Manifold Constraint Reduces Exposure Bias in Accelerated Diffusion Sampling

Authors: Yuzhe YAO, Jun Chen, Zeyi Huang, Haonan Lin, Mengmeng Wang, Guang Dai, Jingdong Wang

ICLR 2025 | Venue PDF | Archive PDF | Plain Text | LLM Run Details

Reproducibility Variable Result LLM Response
Research Type Experimental Extensive experiments demonstrate the effectiveness of our approach, achieving a FID score of 15.60 with 10-step SDXL on MS-COCO, surpassing the baseline by a reduction of 2.57 in FID. Section 5, titled 'EXPERIMENTS', details these empirical evaluations.
Researcher Affiliation Collaboration The authors are affiliated with: 1Xi an Jiaotong University, 2Zhejiang Normal University, 3Huawei, 4Zhejiang University of Technology, 5 SGIT AI Lab, State Grid Corporration of China, 6 Baidu. This includes both academic institutions (universities) and industry entities (Huawei, SGIT AI Lab, Baidu), indicating a collaborative affiliation.
Pseudocode Yes The paper includes 'Algorithm 1 Pre-Computation for vt' and 'Algorithm 2 MCDO Sampling', which are clearly labeled algorithm blocks.
Open Source Code No The paper does not contain any explicit statements about code availability or links to a code repository in the main text or supplementary material references.
Open Datasets Yes We conduct experiments on high-resolution datasets across various tasks. Specifically, we evaluate MS-COCO (Lin et al., 2014) with SDXL (Podell et al., 2024), and Celeb AHQ (Karras et al., 2018), Image Net-256 (Russakovsky et al., 2015), and LSUN-Bedroom (256 256) with LDM-4 (Rombach et al., 2022).
Dataset Splits Yes Results on Text-to-Image generation on MS-COCO val2014 with SDXL and DPM-Solver++. Image Resolution is 1024 1024 (Table 10). This indicates the use of the 'val2014' split of the MS-COCO dataset for evaluation.

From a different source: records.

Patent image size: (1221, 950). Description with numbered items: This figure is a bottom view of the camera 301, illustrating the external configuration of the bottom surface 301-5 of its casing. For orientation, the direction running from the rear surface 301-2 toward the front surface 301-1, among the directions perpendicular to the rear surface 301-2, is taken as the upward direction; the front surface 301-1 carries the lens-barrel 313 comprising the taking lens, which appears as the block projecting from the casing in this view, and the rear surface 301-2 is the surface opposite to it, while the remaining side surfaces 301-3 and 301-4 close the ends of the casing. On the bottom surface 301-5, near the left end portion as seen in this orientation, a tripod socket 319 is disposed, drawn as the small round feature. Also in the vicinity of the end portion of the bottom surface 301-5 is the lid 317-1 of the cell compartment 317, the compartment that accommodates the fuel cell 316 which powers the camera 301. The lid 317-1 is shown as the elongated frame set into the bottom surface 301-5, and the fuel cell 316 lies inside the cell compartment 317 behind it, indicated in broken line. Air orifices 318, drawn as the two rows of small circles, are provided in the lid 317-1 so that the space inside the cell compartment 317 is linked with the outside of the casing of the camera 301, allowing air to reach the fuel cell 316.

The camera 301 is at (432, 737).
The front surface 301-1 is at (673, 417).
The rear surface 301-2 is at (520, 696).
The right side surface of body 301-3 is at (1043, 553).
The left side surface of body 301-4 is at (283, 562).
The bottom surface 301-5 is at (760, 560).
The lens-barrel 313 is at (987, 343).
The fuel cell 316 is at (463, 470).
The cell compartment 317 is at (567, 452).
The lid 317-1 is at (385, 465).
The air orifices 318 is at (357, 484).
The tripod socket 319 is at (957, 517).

Hardware Specification No The paper does not explicitly describe any specific hardware used for running its experiments (e.g., GPU models, CPU models, or cloud resources with specifications).

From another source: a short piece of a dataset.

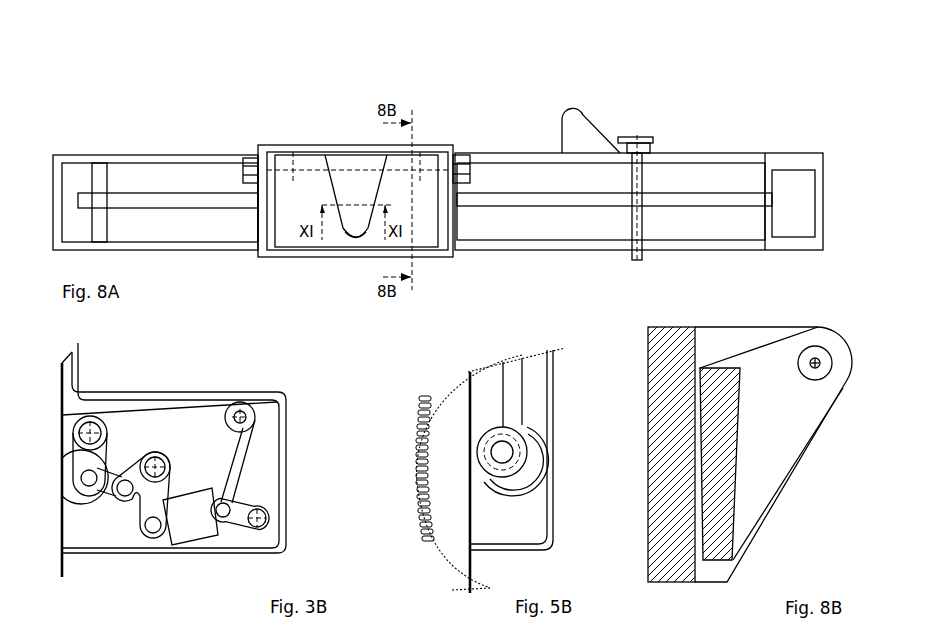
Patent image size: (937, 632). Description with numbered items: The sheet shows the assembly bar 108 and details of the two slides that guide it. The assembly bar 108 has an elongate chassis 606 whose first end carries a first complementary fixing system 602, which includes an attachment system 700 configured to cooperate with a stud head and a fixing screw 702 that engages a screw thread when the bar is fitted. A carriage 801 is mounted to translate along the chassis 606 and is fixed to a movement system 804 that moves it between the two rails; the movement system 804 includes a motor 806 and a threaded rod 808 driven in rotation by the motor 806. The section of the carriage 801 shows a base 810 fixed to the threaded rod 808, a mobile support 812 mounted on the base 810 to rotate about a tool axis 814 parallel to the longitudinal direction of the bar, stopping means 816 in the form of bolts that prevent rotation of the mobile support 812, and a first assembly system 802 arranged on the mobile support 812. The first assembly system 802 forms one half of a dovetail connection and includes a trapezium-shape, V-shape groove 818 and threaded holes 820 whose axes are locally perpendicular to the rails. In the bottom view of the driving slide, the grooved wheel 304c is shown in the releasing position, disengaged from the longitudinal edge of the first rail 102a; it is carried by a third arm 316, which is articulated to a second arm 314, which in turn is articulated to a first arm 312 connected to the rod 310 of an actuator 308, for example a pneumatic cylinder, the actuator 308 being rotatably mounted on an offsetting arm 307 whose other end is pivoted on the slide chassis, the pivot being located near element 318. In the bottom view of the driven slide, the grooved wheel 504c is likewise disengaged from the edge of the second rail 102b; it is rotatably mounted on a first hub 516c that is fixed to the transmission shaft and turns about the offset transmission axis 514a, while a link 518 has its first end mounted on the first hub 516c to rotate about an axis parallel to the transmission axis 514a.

Software Dependencies No The paper mentions models like 'SDXL (Podell et al., 2024)', 'LDM-4 (Rombach et al., 2022)', and 'DPM-Solver++ (Lu et al., 2022b)', but it does not provide specific version numbers for these or any underlying software components like programming languages, libraries (e.g., PyTorch, TensorFlow), or CUDA versions.

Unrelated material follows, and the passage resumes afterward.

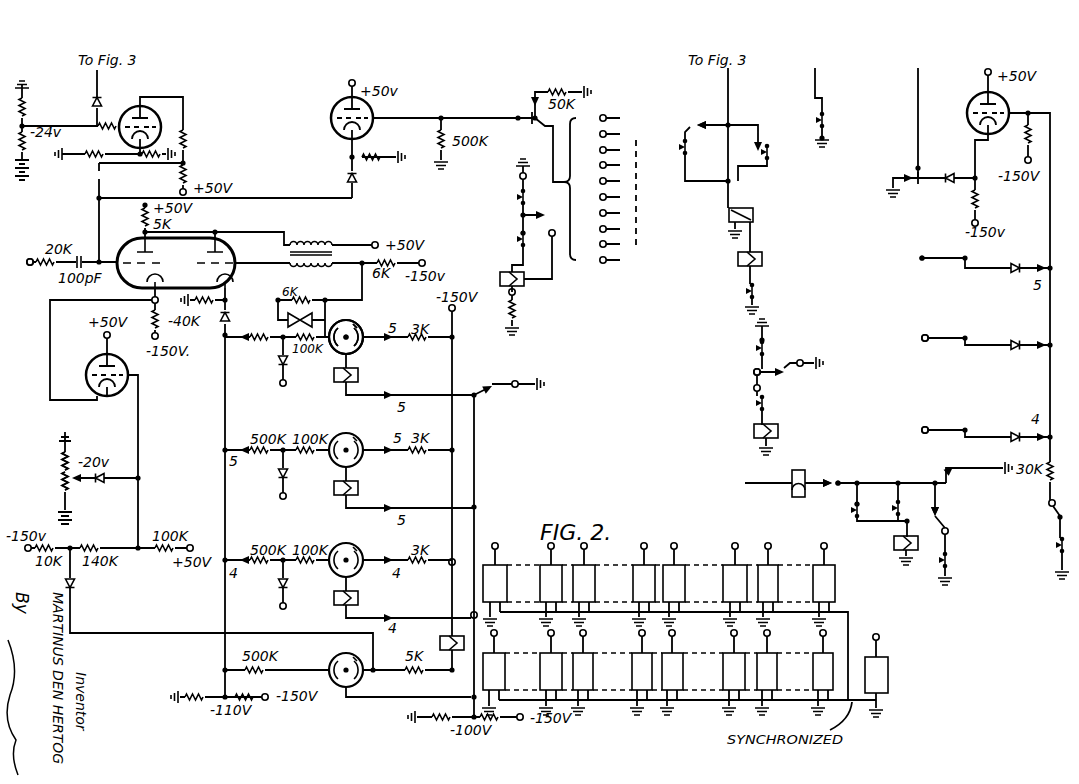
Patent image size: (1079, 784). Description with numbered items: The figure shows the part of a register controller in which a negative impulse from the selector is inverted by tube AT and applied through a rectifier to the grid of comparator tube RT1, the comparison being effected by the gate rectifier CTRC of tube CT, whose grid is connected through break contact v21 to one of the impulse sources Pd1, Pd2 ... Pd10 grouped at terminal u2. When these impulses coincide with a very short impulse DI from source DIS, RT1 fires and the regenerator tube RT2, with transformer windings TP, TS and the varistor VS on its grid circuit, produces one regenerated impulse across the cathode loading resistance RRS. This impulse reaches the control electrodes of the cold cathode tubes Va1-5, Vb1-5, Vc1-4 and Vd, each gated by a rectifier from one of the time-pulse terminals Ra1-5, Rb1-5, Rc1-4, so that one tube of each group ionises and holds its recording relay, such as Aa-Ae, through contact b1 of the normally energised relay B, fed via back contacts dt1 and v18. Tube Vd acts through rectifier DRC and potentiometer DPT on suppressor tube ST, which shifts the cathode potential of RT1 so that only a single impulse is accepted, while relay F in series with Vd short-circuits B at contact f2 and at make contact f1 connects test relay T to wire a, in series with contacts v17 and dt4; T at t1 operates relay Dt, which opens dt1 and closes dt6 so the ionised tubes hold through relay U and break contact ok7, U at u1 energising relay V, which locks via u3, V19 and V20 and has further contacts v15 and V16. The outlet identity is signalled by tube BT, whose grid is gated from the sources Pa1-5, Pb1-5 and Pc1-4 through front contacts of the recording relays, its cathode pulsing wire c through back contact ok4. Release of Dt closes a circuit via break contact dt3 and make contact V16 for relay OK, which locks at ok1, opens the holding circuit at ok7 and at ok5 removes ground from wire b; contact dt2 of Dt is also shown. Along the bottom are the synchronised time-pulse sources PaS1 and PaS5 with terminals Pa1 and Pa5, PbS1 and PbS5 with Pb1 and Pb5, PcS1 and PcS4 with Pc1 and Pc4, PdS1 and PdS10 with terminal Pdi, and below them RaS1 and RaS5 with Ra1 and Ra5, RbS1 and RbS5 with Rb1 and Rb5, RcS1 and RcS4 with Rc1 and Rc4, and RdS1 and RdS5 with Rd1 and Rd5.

Experiment Setup Yes To implement MCDO, we use N = 20, T = 1000 for pre-computation. For TS-DDIM (Li et al., 2024a) we use tc = 300, w = 4 for cutoff timestep and window size. A uniform epsilon scale: λ = 1.008 is applied for DDIM-ES (Ning et al., 2024). For TS-DDIM (Li et al., 2024a), we set tc = 100, w = 60 for 20 and 10 steps sampling, and tc = 200, w = 30 for 5 steps. Results under the recommended setting (η = 0.0) (Rombach et al., 2022) are shown in Table 2, with λ representing the epsilon scaling factor from Ning et al. (2024). For implementing DDIM-MCDO, variance statistics from 64 samples are collected during 500 steps of DDIM sampling. In all experiments on Celeb A-HQ and LSUNBedroom, we set the threshold timestep tthre to 0. guidance scale s = 3.0 (Table 4).